After upgrade(HDP 2.6.2.0 )
HQL hive> load data inpath '/user/user1/logs/yyyymmdd/*/*.gz' into table sample_db.sample_tbl partition (dt='yyyymmdd'); Result /hive/warehouse/sample_db.db/sample_tbl/dt=yyyymmdd /hive/warehouse/sample_db.db/sample_tbl/dt=yyyymmdd/part-r-00000.gz
There is only part-r-0000.gz.
This file was the same file as part-r-0000_copy_23.gz.
When files are loaded one by one, I can load all files like as HDP 2.3.2.0 environment.
Why is the behavior different between 2.3.2.0 and 2.6.2.0 ?
Thanks in advance
Created 01-22-2018 11:59 PM
This looks like BUG (regression). I am able to observe/reproduce the same behavior on latest hive master. Though I haven't confirmed that it was working in previous version. Feel free to open a JIRA to report this.
EDIT: Digged more into the code and found a workaround for this. Use set hive.mv.files.thread=0. This will disable parallel load of directories and LOAD should be able to load all directories by renaming them.
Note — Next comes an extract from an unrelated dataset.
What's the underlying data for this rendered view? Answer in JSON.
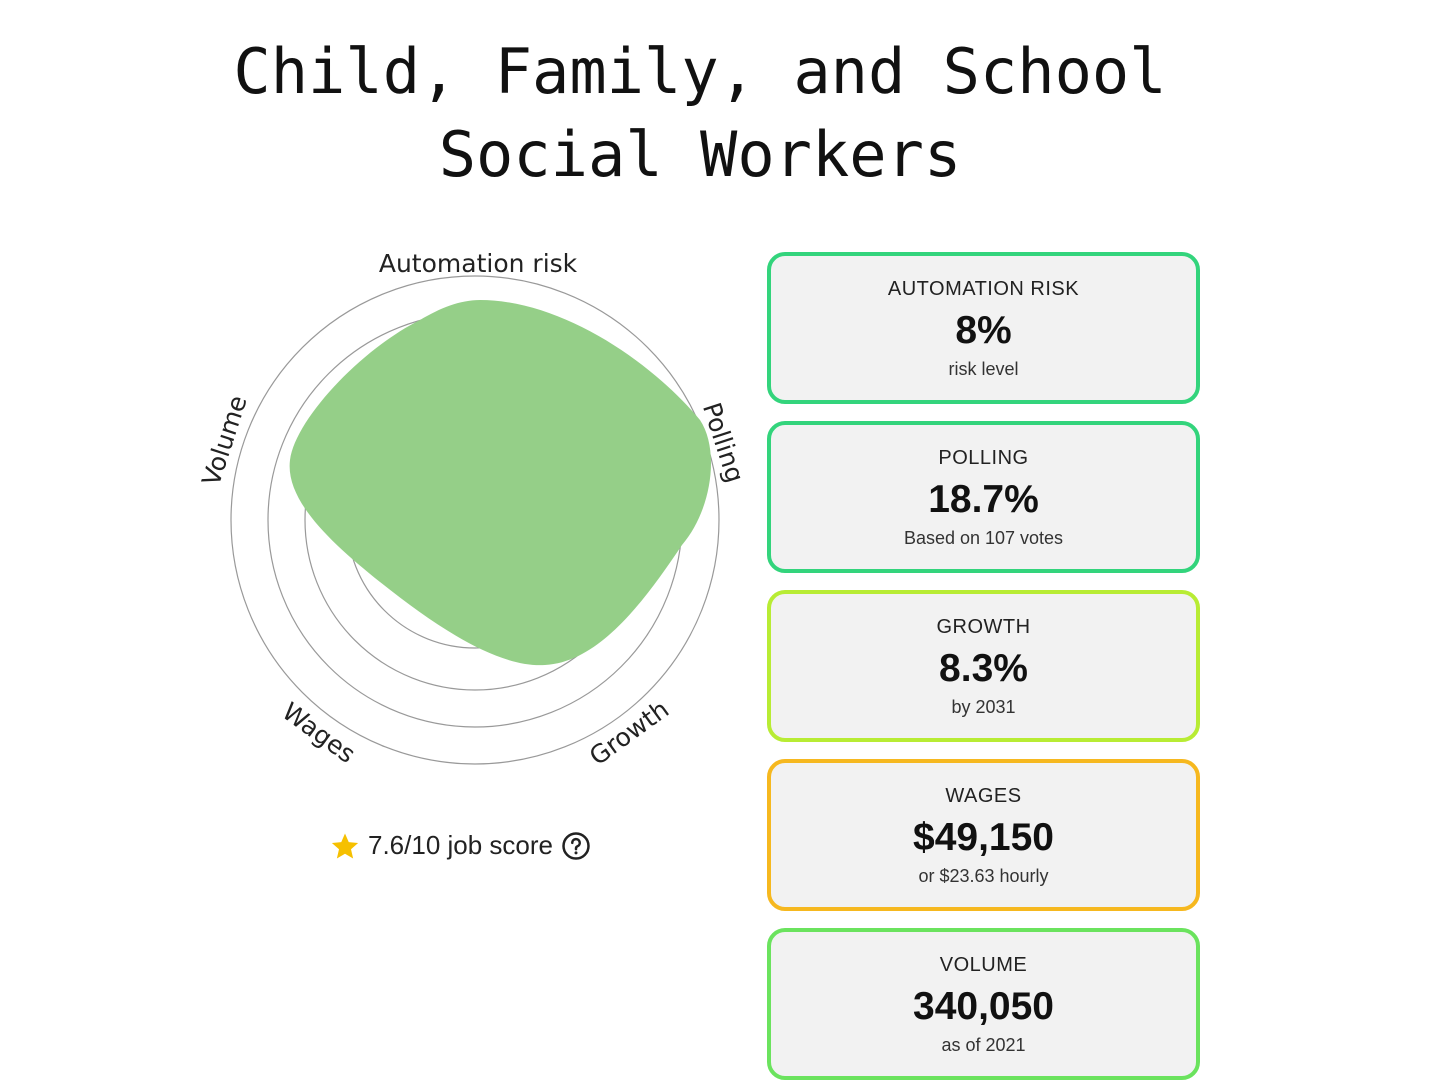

This is definitely a bug which needs to be fixed. Please go ahead with the JIRA report if you can. Otherwise let me know and I'll file one.
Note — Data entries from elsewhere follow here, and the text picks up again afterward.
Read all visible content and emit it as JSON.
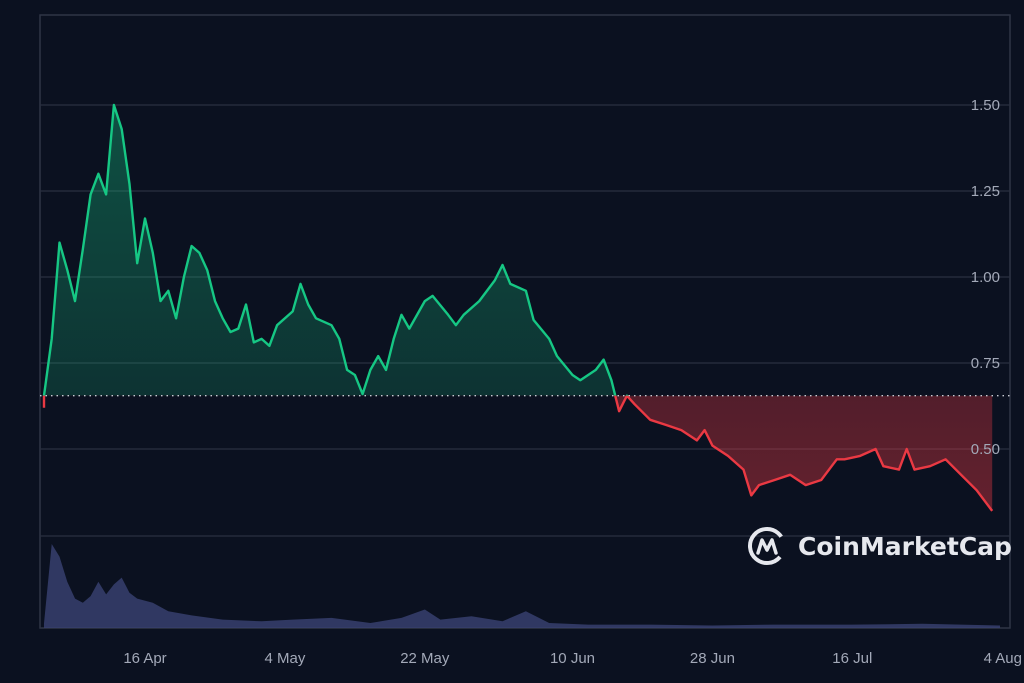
{
  "chart_data": {
    "type": "line",
    "title": "",
    "xlabel": "",
    "ylabel": "",
    "ylim": [
      0.25,
      1.72
    ],
    "yticks": [
      "1.50",
      "1.25",
      "1.00",
      "0.75",
      "0.50"
    ],
    "ytick_values": [
      1.5,
      1.25,
      1.0,
      0.75,
      0.5
    ],
    "xticks": [
      "16 Apr",
      "4 May",
      "22 May",
      "10 Jun",
      "28 Jun",
      "16 Jul",
      "4 Aug"
    ],
    "grid": true,
    "baseline": 0.655,
    "colors": {
      "above": "#16c784",
      "below": "#ea3943",
      "volume": "#3a4273",
      "grid": "#2a3040",
      "background": "#0b1120"
    },
    "series": [
      {
        "points": [
          [
            "3 Apr",
            0.62
          ],
          [
            "3 Apr",
            0.655
          ],
          [
            "4 Apr",
            0.82
          ],
          [
            "5 Apr",
            1.1
          ],
          [
            "6 Apr",
            1.02
          ],
          [
            "7 Apr",
            0.93
          ],
          [
            "8 Apr",
            1.08
          ],
          [
            "9 Apr",
            1.24
          ],
          [
            "10 Apr",
            1.3
          ],
          [
            "11 Apr",
            1.24
          ],
          [
            "12 Apr",
            1.5
          ],
          [
            "13 Apr",
            1.43
          ],
          [
            "14 Apr",
            1.27
          ],
          [
            "15 Apr",
            1.04
          ],
          [
            "16 Apr",
            1.17
          ],
          [
            "17 Apr",
            1.07
          ],
          [
            "18 Apr",
            0.93
          ],
          [
            "19 Apr",
            0.96
          ],
          [
            "20 Apr",
            0.88
          ],
          [
            "21 Apr",
            1.0
          ],
          [
            "22 Apr",
            1.09
          ],
          [
            "23 Apr",
            1.07
          ],
          [
            "24 Apr",
            1.02
          ],
          [
            "25 Apr",
            0.93
          ],
          [
            "26 Apr",
            0.88
          ],
          [
            "27 Apr",
            0.84
          ],
          [
            "28 Apr",
            0.85
          ],
          [
            "29 Apr",
            0.92
          ],
          [
            "30 Apr",
            0.81
          ],
          [
            "1 May",
            0.82
          ],
          [
            "2 May",
            0.8
          ],
          [
            "3 May",
            0.86
          ],
          [
            "5 May",
            0.9
          ],
          [
            "6 May",
            0.98
          ],
          [
            "7 May",
            0.92
          ],
          [
            "8 May",
            0.88
          ],
          [
            "10 May",
            0.86
          ],
          [
            "11 May",
            0.82
          ],
          [
            "12 May",
            0.73
          ],
          [
            "13 May",
            0.715
          ],
          [
            "14 May",
            0.66
          ],
          [
            "15 May",
            0.73
          ],
          [
            "16 May",
            0.77
          ],
          [
            "17 May",
            0.73
          ],
          [
            "18 May",
            0.82
          ],
          [
            "19 May",
            0.89
          ],
          [
            "20 May",
            0.85
          ],
          [
            "22 May",
            0.93
          ],
          [
            "23 May",
            0.945
          ],
          [
            "25 May",
            0.89
          ],
          [
            "26 May",
            0.86
          ],
          [
            "27 May",
            0.89
          ],
          [
            "29 May",
            0.93
          ],
          [
            "31 May",
            0.99
          ],
          [
            "1 Jun",
            1.035
          ],
          [
            "2 Jun",
            0.98
          ],
          [
            "4 Jun",
            0.96
          ],
          [
            "5 Jun",
            0.875
          ],
          [
            "7 Jun",
            0.82
          ],
          [
            "8 Jun",
            0.77
          ],
          [
            "10 Jun",
            0.715
          ],
          [
            "11 Jun",
            0.7
          ],
          [
            "13 Jun",
            0.73
          ],
          [
            "14 Jun",
            0.76
          ],
          [
            "15 Jun",
            0.7
          ],
          [
            "16 Jun",
            0.61
          ],
          [
            "17 Jun",
            0.655
          ],
          [
            "18 Jun",
            0.63
          ],
          [
            "20 Jun",
            0.585
          ],
          [
            "22 Jun",
            0.57
          ],
          [
            "24 Jun",
            0.555
          ],
          [
            "26 Jun",
            0.525
          ],
          [
            "27 Jun",
            0.555
          ],
          [
            "28 Jun",
            0.51
          ],
          [
            "30 Jun",
            0.48
          ],
          [
            "2 Jul",
            0.44
          ],
          [
            "3 Jul",
            0.365
          ],
          [
            "4 Jul",
            0.395
          ],
          [
            "6 Jul",
            0.41
          ],
          [
            "8 Jul",
            0.425
          ],
          [
            "10 Jul",
            0.395
          ],
          [
            "12 Jul",
            0.41
          ],
          [
            "14 Jul",
            0.47
          ],
          [
            "15 Jul",
            0.47
          ],
          [
            "17 Jul",
            0.48
          ],
          [
            "19 Jul",
            0.5
          ],
          [
            "20 Jul",
            0.45
          ],
          [
            "22 Jul",
            0.44
          ],
          [
            "23 Jul",
            0.5
          ],
          [
            "24 Jul",
            0.44
          ],
          [
            "26 Jul",
            0.45
          ],
          [
            "28 Jul",
            0.47
          ],
          [
            "30 Jul",
            0.425
          ],
          [
            "1 Aug",
            0.38
          ],
          [
            "3 Aug",
            0.32
          ]
        ]
      }
    ],
    "volume": {
      "points": [
        [
          "3 Apr",
          0.05
        ],
        [
          "4 Apr",
          1.0
        ],
        [
          "5 Apr",
          0.85
        ],
        [
          "6 Apr",
          0.55
        ],
        [
          "7 Apr",
          0.35
        ],
        [
          "8 Apr",
          0.3
        ],
        [
          "9 Apr",
          0.38
        ],
        [
          "10 Apr",
          0.55
        ],
        [
          "11 Apr",
          0.4
        ],
        [
          "12 Apr",
          0.52
        ],
        [
          "13 Apr",
          0.6
        ],
        [
          "14 Apr",
          0.42
        ],
        [
          "15 Apr",
          0.35
        ],
        [
          "17 Apr",
          0.3
        ],
        [
          "19 Apr",
          0.2
        ],
        [
          "22 Apr",
          0.15
        ],
        [
          "26 Apr",
          0.1
        ],
        [
          "1 May",
          0.08
        ],
        [
          "5 May",
          0.1
        ],
        [
          "10 May",
          0.12
        ],
        [
          "15 May",
          0.06
        ],
        [
          "19 May",
          0.12
        ],
        [
          "22 May",
          0.22
        ],
        [
          "24 May",
          0.1
        ],
        [
          "28 May",
          0.14
        ],
        [
          "1 Jun",
          0.08
        ],
        [
          "4 Jun",
          0.2
        ],
        [
          "7 Jun",
          0.06
        ],
        [
          "12 Jun",
          0.04
        ],
        [
          "20 Jun",
          0.04
        ],
        [
          "28 Jun",
          0.03
        ],
        [
          "6 Jul",
          0.04
        ],
        [
          "16 Jul",
          0.04
        ],
        [
          "25 Jul",
          0.05
        ],
        [
          "4 Aug",
          0.03
        ]
      ]
    }
  },
  "watermark": {
    "brand": "CoinMarketCap"
  }
}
Created 01-22-2018 11:59 PM
This looks like BUG (regression). I am able to observe/reproduce the same behavior on latest hive master. Though I haven't confirmed that it was working in previous version. Feel free to open a JIRA to report this.
EDIT: Digged more into the code and found a workaround for this. Use set hive.mv.files.thread=0. This will disable parallel load of directories and LOAD should be able to load all directories by renaming them.
This is definitely a bug which needs to be fixed. Please go ahead with the JIRA report if you can. Otherwise let me know and I'll file one.
Created 01-29-2018 09:43 AM
Thanks for checking and the reply.
I have opened JIRA to report this.
https://issues.apache.org/jira/browse/HIVE-18563
I can use the workaround for this issue.
Regards,
Jun